In the eyes of the Labor Party, these people do not matter. Why? Because they aren't union members. Indeed, in their eyes, they are the forgotten people. As the Treasurer said on budget night this year, people running small businesses put their livelihoods on the line. They start early and finish late. They are the front desk and the back office. They pay their workers first and take their own wages last. Nine out of every 10 jobs are in the private sector, with small- and medium-sized enterprises employing more than seven million Australians. Small- and medium-sized business are responsible for more than three-quarters of the output in agriculture and more than half the output in construction. Those Australians who are bold enough to start a small business don't get the luxury of penalty rates, long service leave, superannuation or even public holidays, on many occasions.
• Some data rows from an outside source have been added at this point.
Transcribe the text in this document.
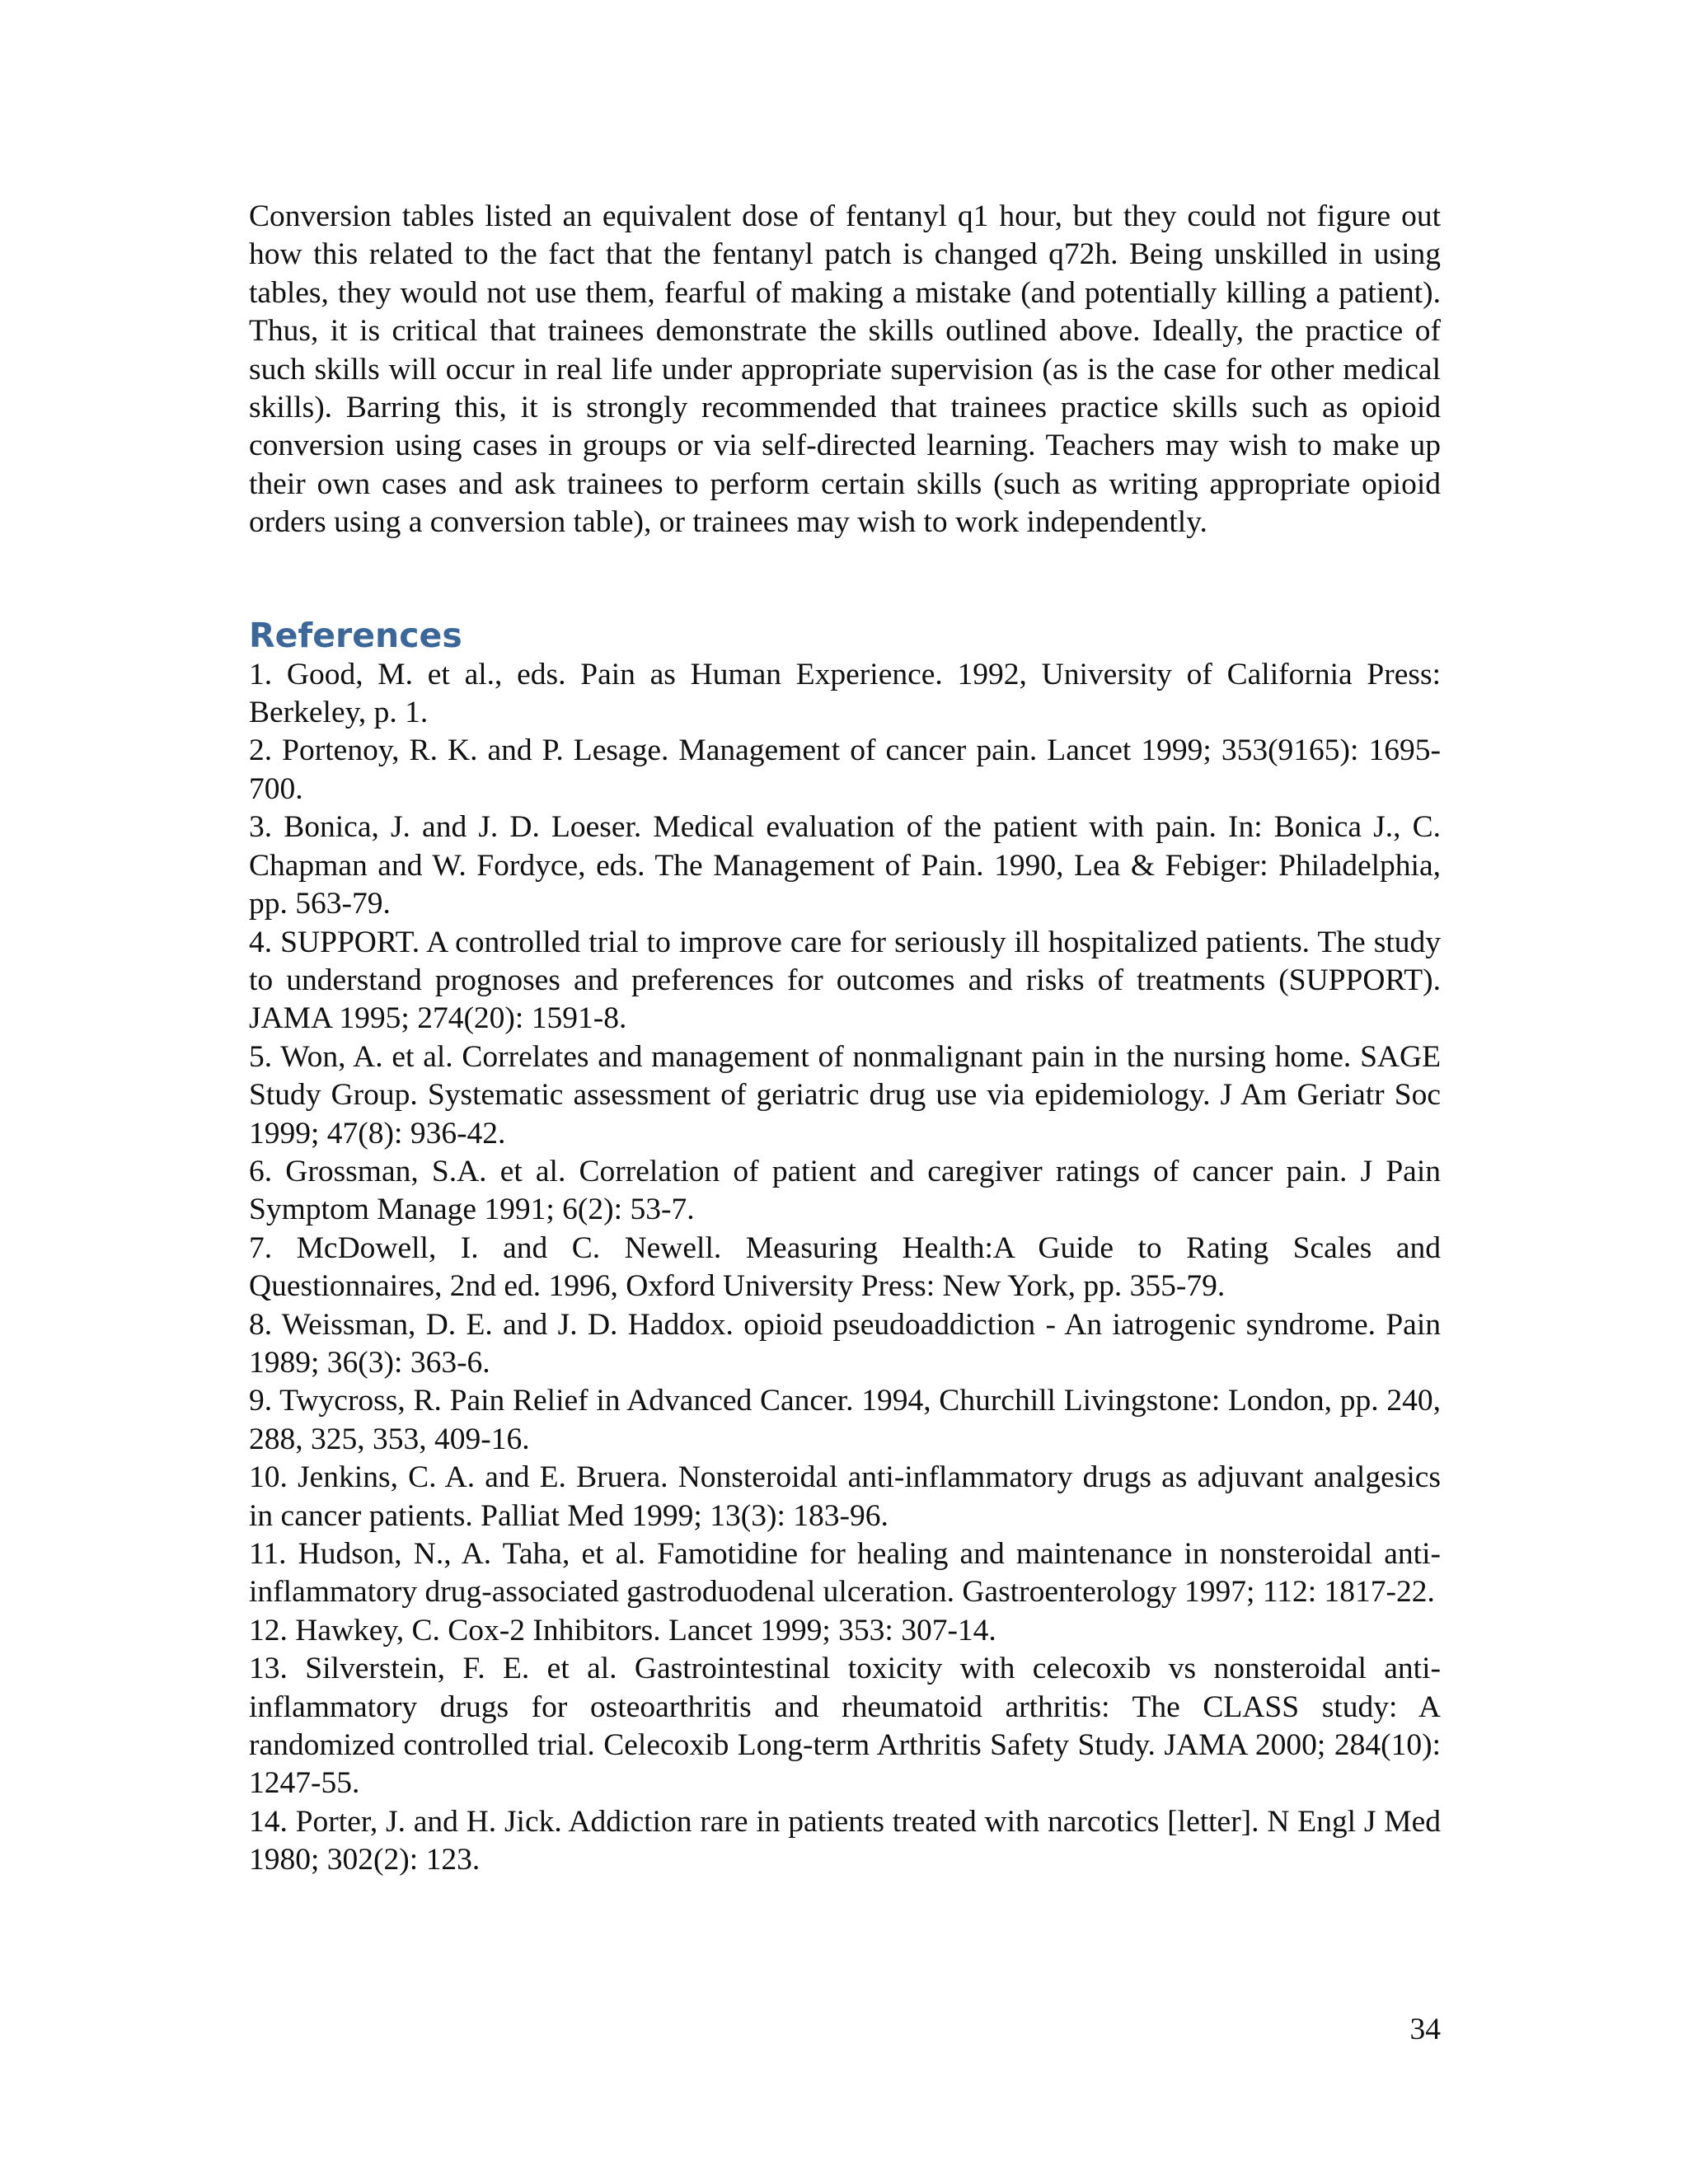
Conversion tables listed an equivalent dose of fentanyl q1 hour, but they could not figure out how this related to the fact that the fentanyl patch is changed q72h. Being unskilled in using tables, they would not use them, fearful of making a mistake (and potentially killing a patient). Thus, it is critical that trainees demonstrate the skills outlined above. Ideally, the practice of such skills will occur in real life under appropriate supervision (as is the case for other medical skills). Barring this, it is strongly recommended that trainees practice skills such as opioid conversion using cases in groups or via self-directed learning. Teachers may wish to make up their own cases and ask trainees to perform certain skills (such as writing appropriate opioid orders using a conversion table), or trainees may wish to work independently.

References
1. Good, M. et al., eds. Pain as Human Experience. 1992, University of California Press: Berkeley, p. 1.
2. Portenoy, R. K. and P. Lesage. Management of cancer pain. Lancet 1999; 353(9165): 1695-700.
3. Bonica, J. and J. D. Loeser. Medical evaluation of the patient with pain. In: Bonica J., C. Chapman and W. Fordyce, eds. The Management of Pain. 1990, Lea & Febiger: Philadelphia, pp. 563-79.
4. SUPPORT. A controlled trial to improve care for seriously ill hospitalized patients. The study to understand prognoses and preferences for outcomes and risks of treatments (SUPPORT). JAMA 1995; 274(20): 1591-8.
5. Won, A. et al. Correlates and management of nonmalignant pain in the nursing home. SAGE Study Group. Systematic assessment of geriatric drug use via epidemiology. J Am Geriatr Soc 1999; 47(8): 936-42.
6. Grossman, S.A. et al. Correlation of patient and caregiver ratings of cancer pain. J Pain Symptom Manage 1991; 6(2): 53-7.
7. McDowell, I. and C. Newell. Measuring Health:A Guide to Rating Scales and Questionnaires, 2nd ed. 1996, Oxford University Press: New York, pp. 355-79.
8. Weissman, D. E. and J. D. Haddox. opioid pseudoaddiction - An iatrogenic syndrome. Pain 1989; 36(3): 363-6.
9. Twycross, R. Pain Relief in Advanced Cancer. 1994, Churchill Livingstone: London, pp. 240, 288, 325, 353, 409-16.
10. Jenkins, C. A. and E. Bruera. Nonsteroidal anti-inflammatory drugs as adjuvant analgesics in cancer patients. Palliat Med 1999; 13(3): 183-96.
11. Hudson, N., A. Taha, et al. Famotidine for healing and maintenance in nonsteroidal anti-inflammatory drug-associated gastroduodenal ulceration. Gastroenterology 1997; 112: 1817-22.
12. Hawkey, C. Cox-2 Inhibitors. Lancet 1999; 353: 307-14.
13. Silverstein, F. E. et al. Gastrointestinal toxicity with celecoxib vs nonsteroidal anti-inflammatory drugs for osteoarthritis and rheumatoid arthritis: The CLASS study: A randomized controlled trial. Celecoxib Long-term Arthritis Safety Study. JAMA 2000; 284(10): 1247-55.
14. Porter, J. and H. Jick. Addiction rare in patients treated with narcotics [letter]. N Engl J Med 1980; 302(2): 123.
34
Many work seven days a week and many have mortgaged their house against their business.
It was heartening to read last week a piece from the Treasurer highlighting that the Liberal-National government is establishing Australia's first Business Growth Fund. It will be modelled on similar initiatives in the UK and Canada. The fund will have $540 million at its disposal to invest in small- and medium-sized businesses and will fill a gap in the market. With a $100 million commitment from the Morrison government and $440 million from the four big banks, the importance of small business to our economy cannot be underestimated, and we know that. The Liberal Party, after all, is the party of small business. But many in this place put the cart before the horse. Those opposite call for the government to intervene to drive wage growth, but you will find that wages will only grow when small business starts to grow. The horse is the small business; without the horse, the cart goes nowhere.
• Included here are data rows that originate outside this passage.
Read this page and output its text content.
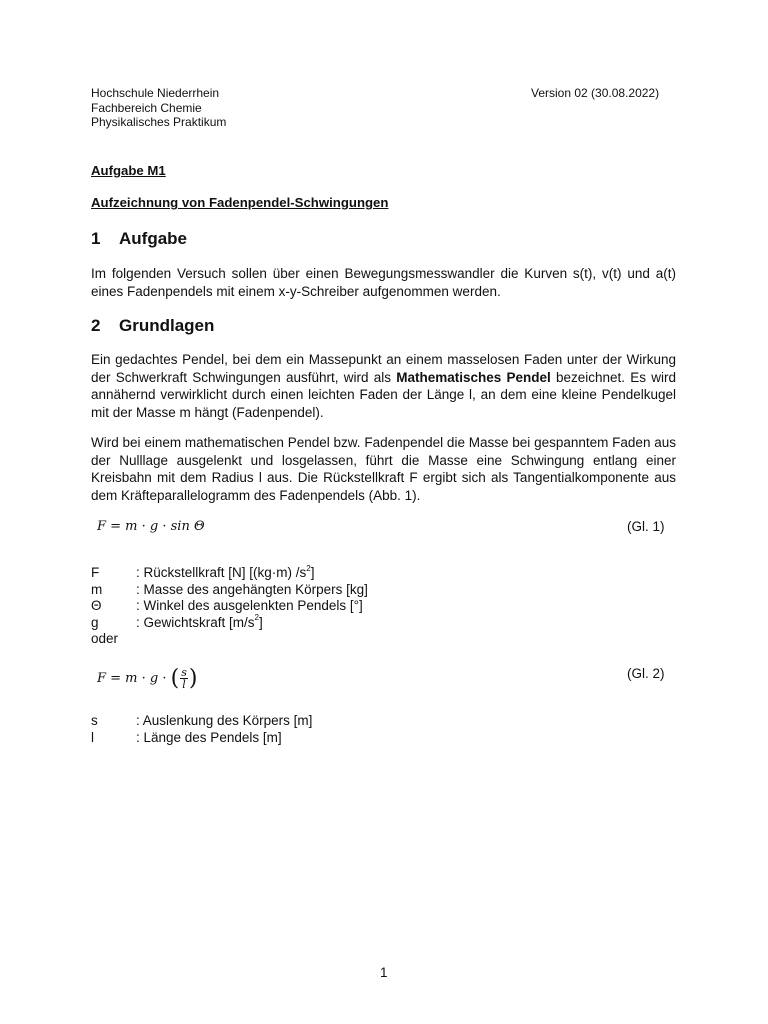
Hochschule Niederrhein
Fachbereich Chemie
Physikalisches Praktikum
Version 02 (30.08.2022)
Aufgabe M1
Aufzeichnung von Fadenpendel-Schwingungen
1 Aufgabe
Im folgenden Versuch sollen über einen Bewegungsmesswandler die Kurven s(t), v(t) und a(t) eines Fadenpendels mit einem x-y-Schreiber aufgenommen werden.
2 Grundlagen
Ein gedachtes Pendel, bei dem ein Massepunkt an einem masselosen Faden unter der Wirkung der Schwerkraft Schwingungen ausführt, wird als Mathematisches Pendel bezeichnet. Es wird annähernd verwirklicht durch einen leichten Faden der Länge l, an dem eine kleine Pendelkugel mit der Masse m hängt (Fadenpendel).
Wird bei einem mathematischen Pendel bzw. Fadenpendel die Masse bei gespanntem Faden aus der Nulllage ausgelenkt und losgelassen, führt die Masse eine Schwingung entlang einer Kreisbahn mit dem Radius l aus. Die Rückstellkraft F ergibt sich als Tangentialkomponente aus dem Kräfteparallelogramm des Fadenpendels (Abb. 1).
F = m · g · sin Θ	(Gl. 1)
F	: Rückstellkraft [N] [(kg·m) $/s^2$]
m	: Masse des angehängten Körpers [kg]
Θ	: Winkel des ausgelenkten Pendels [°]
g	: Gewichtskraft $[m/s^2]$
oder
F = m · g · ( $\frac{s}{l}$ )	(Gl. 2)
s	: Auslenkung des Körpers [m]
l	: Länge des Pendels [m]
1
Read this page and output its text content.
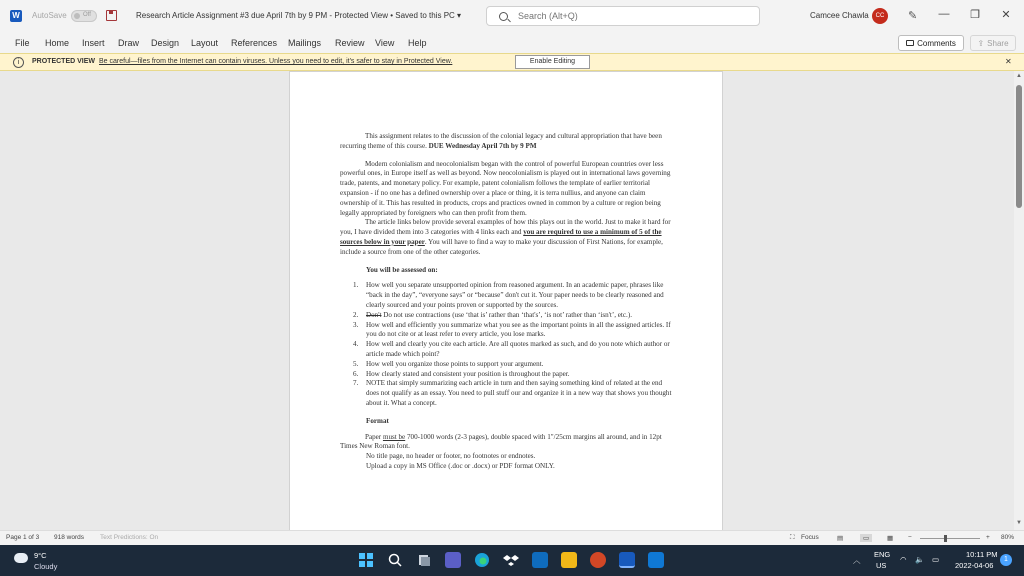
W AutoSave	Off	Research Article Assignment #3 due April 7th by 9 PM - Protected View • Saved to this PC ▾
Search (Alt+Q)	Camcee Chawla	CC	✎	—	❐	✕
File Home Insert Draw Design Layout References Mailings Review View Help	Comments	⇪ Share
i	PROTECTED VIEW Be careful—files from the Internet can contain viruses. Unless you need to edit, it's safer to stay in Protected View.	Enable Editing	✕

This assignment relates to the discussion of the colonial legacy and cultural appropriation that have been recurring theme of this course. DUE Wednesday April 7th by 9 PM

Modern colonialism and neocolonialism began with the control of powerful European countries over less powerful ones, in Europe itself as well as beyond. Now neocolonialism is played out in international laws governing trade, patents, and monetary policy. For example, patent colonialism follows the template of earlier territorial expansion - if no one has a defined ownership over a place or thing, it is terra nullius, and anyone can claim ownership of it. This has resulted in products, crops and practices owned in common by a culture or region being legally appropriated by foreigners who can then profit from them.

The article links below provide several examples of how this plays out in the world. Just to make it hard for you, I have divided them into 3 categories with 4 links each and you are required to use a minimum of 5 of the sources below in your paper. You will have to find a way to make your discussion of First Nations, for example, include a source from one of the other categories.

You will be assessed on:

1. How well you separate unsupported opinion from reasoned argument. In an academic paper, phrases like “back in the day”, “everyone says” or “because” don't cut it. Your paper needs to be clearly reasoned and clearly sourced and your points proven or supported by the sources.
2. Don't Do not use contractions (use ‘that is’ rather than ‘that's’, ‘is not’ rather than ‘isn't’, etc.).
3. How well and efficiently you summarize what you see as the important points in all the assigned articles. If you do not cite or at least refer to every article, you lose marks.
4. How well and clearly you cite each article. Are all quotes marked as such, and do you note which author or article made which point?
5. How well you organize those points to support your argument.
6. How clearly stated and consistent your position is throughout the paper.
7. NOTE that simply summarizing each article in turn and then saying something kind of related at the end does not qualify as an essay. You need to pull stuff our and organize it in a new way that shows you thought about it. What a concept.

Format

Paper must be 700-1000 words (2-3 pages), double spaced with 1"/25cm margins all around, and in 12pt Times New Roman font.

No title page, no header or footer, no footnotes or endnotes.

Upload a copy in MS Office (.doc or .docx) or PDF format ONLY.

▲
▼
Page 1 of 3 918 words Text Predictions: On	⛶ Focus	▤	▭	▦ −	+ 80%
9°C
Cloudy
︿
ENG
US
◠ 🔈 ▭
10:11 PM
2022-04-06
1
Red tape is a significant constraint on Australian small to medium enterprises, and the Liberal-National government has cut nearly $6 billion of red tape since 2013. Let us include in this the confusing labyrinth of industrial relations law that can deter mum and dad businesses from recruiting. I remember in July last year Maurice Blackburn Lawyers, a law firm well known to Labor, fell foul of wage underpayment. To quote from the Sydney Morning Herald article published on 20 July 2018:
The latest casualty in the war on wage underpayment is an unlikely candidate. In an exquisite irony a law firm that holds itself up as the champion of workers’ rights, and is vocal in its criticism of underpayments at other companies, has underpaid hundreds of former and current part time workers, including university students, almost $1 million.
Four hundred Maurice Blackburn staff were affected. If a major law firm can't get it right, let alone one whose bread and butter is employment law, what hope does small business have? We even had the national broadcaster in January admit that it had underpaid casual staff, and it launched a review of casual workers employed between November 2012 and December 2018. The affected employees were paid a flat rate instead of penalty rates and overtime based on hours worked, leaving many worse off.
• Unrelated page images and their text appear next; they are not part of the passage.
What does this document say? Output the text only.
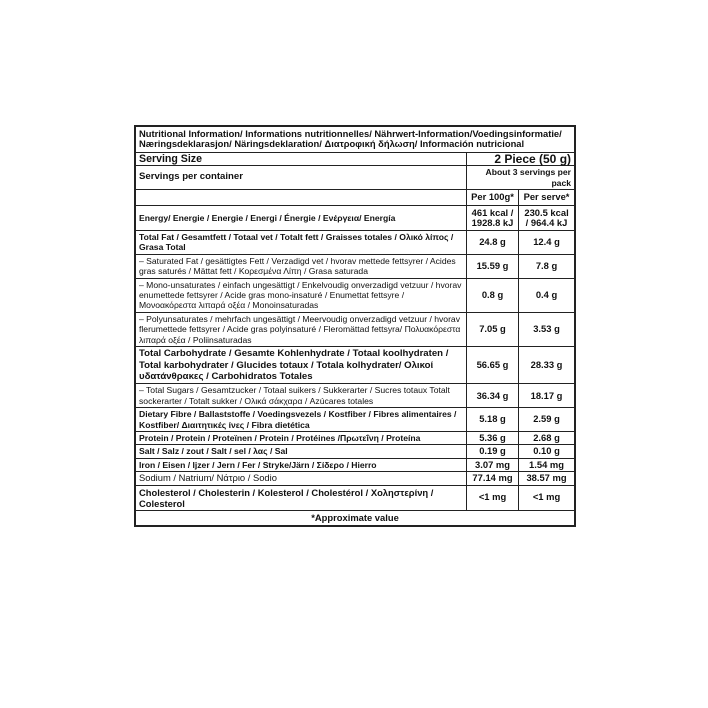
Nutritional Information/ Informations nutritionnelles/ Nährwert-Information/Voedingsinformatie/ Næringsdeklarasjon/ Näringsdeklaration/ Διατροφική δήλωση/ Información nutricional		
Serving Size	2 Piece (50 g)	
Servings per container	About 3 servings per pack	
	Per 100g*	Per serve*
Energy/ Energie / Energie / Energi / Énergie / Ενέργεια/ Energía	461 kcal / 1928.8 kJ	230.5 kcal / 964.4 kJ
Total Fat / Gesamtfett / Totaal vet / Totalt fett / Graisses totales / Ολικό λίπος / Grasa Total	24.8 g	12.4 g
– Saturated Fat / gesättigtes Fett / Verzadigd vet / hvorav mettede fettsyrer / Acides gras saturés / Mättat fett / Κορεσμένα Λίπη / Grasa saturada	15.59 g	7.8 g
– Mono-unsaturates / einfach ungesättigt / Enkelvoudig onverzadigd vetzuur / hvorav enumettede fettsyrer / Acide gras mono-insaturé / Enumettat fettsyre / Μονοακόρεστα λιπαρά οξέα / Monoinsaturadas	0.8 g	0.4 g
– Polyunsaturates / mehrfach ungesättigt / Meervoudig onverzadigd vetzuur / hvorav flerumettede fettsyrer / Acide gras polyinsaturé / Fleromättad fettsyra/ Πολυακόρεστα λιπαρά οξέα / Poliinsaturadas	7.05 g	3.53 g
Total Carbohydrate / Gesamte Kohlenhydrate / Totaal koolhydraten / Total karbohydrater / Glucides totaux / Totala kolhydrater/ Ολικοί υδατάνθρακες / Carbohidratos Totales	56.65 g	28.33 g
– Total Sugars / Gesamtzucker / Totaal suikers / Sukkerarter / Sucres totaux Totalt sockerarter / Totalt sukker / Ολικά σάκχαρα / Azúcares totales	36.34 g	18.17 g
Dietary Fibre / Ballaststoffe / Voedingsvezels / Kostfiber / Fibres alimentaires / Kostfiber/ Διαιτητικές ίνες / Fibra dietética	5.18 g	2.59 g
Protein / Protein / Proteïnen / Protein / Protéines /Πρωτεΐνη / Proteína	5.36 g	2.68 g
Salt / Salz / zout / Salt / sel / λας / Sal	0.19 g	0.10 g
Iron / Eisen / Ijzer / Jern / Fer / Stryke/Järn / Σίδερο / Hierro	3.07 mg	1.54 mg
Sodium / Natrium/ Νάτριο / Sodio	77.14 mg	38.57 mg
Cholesterol / Cholesterin / Kolesterol / Cholestérol / Χοληστερίνη / Colesterol	<1 mg	<1 mg
*Approximate value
The Liberal-National government will continue to focus on implementing its agenda to keep our economy strong and to deliver 1.25 million new jobs over the next five years. This government will ensure that all hardworking Australians pay lower taxes to ease cost-of-living pressures. If Labor wants to see wage growth and better working conditions, then they should support measures designed to make it easier for small business to grow, because when small business is strong wages will be strong and Australia will be strong.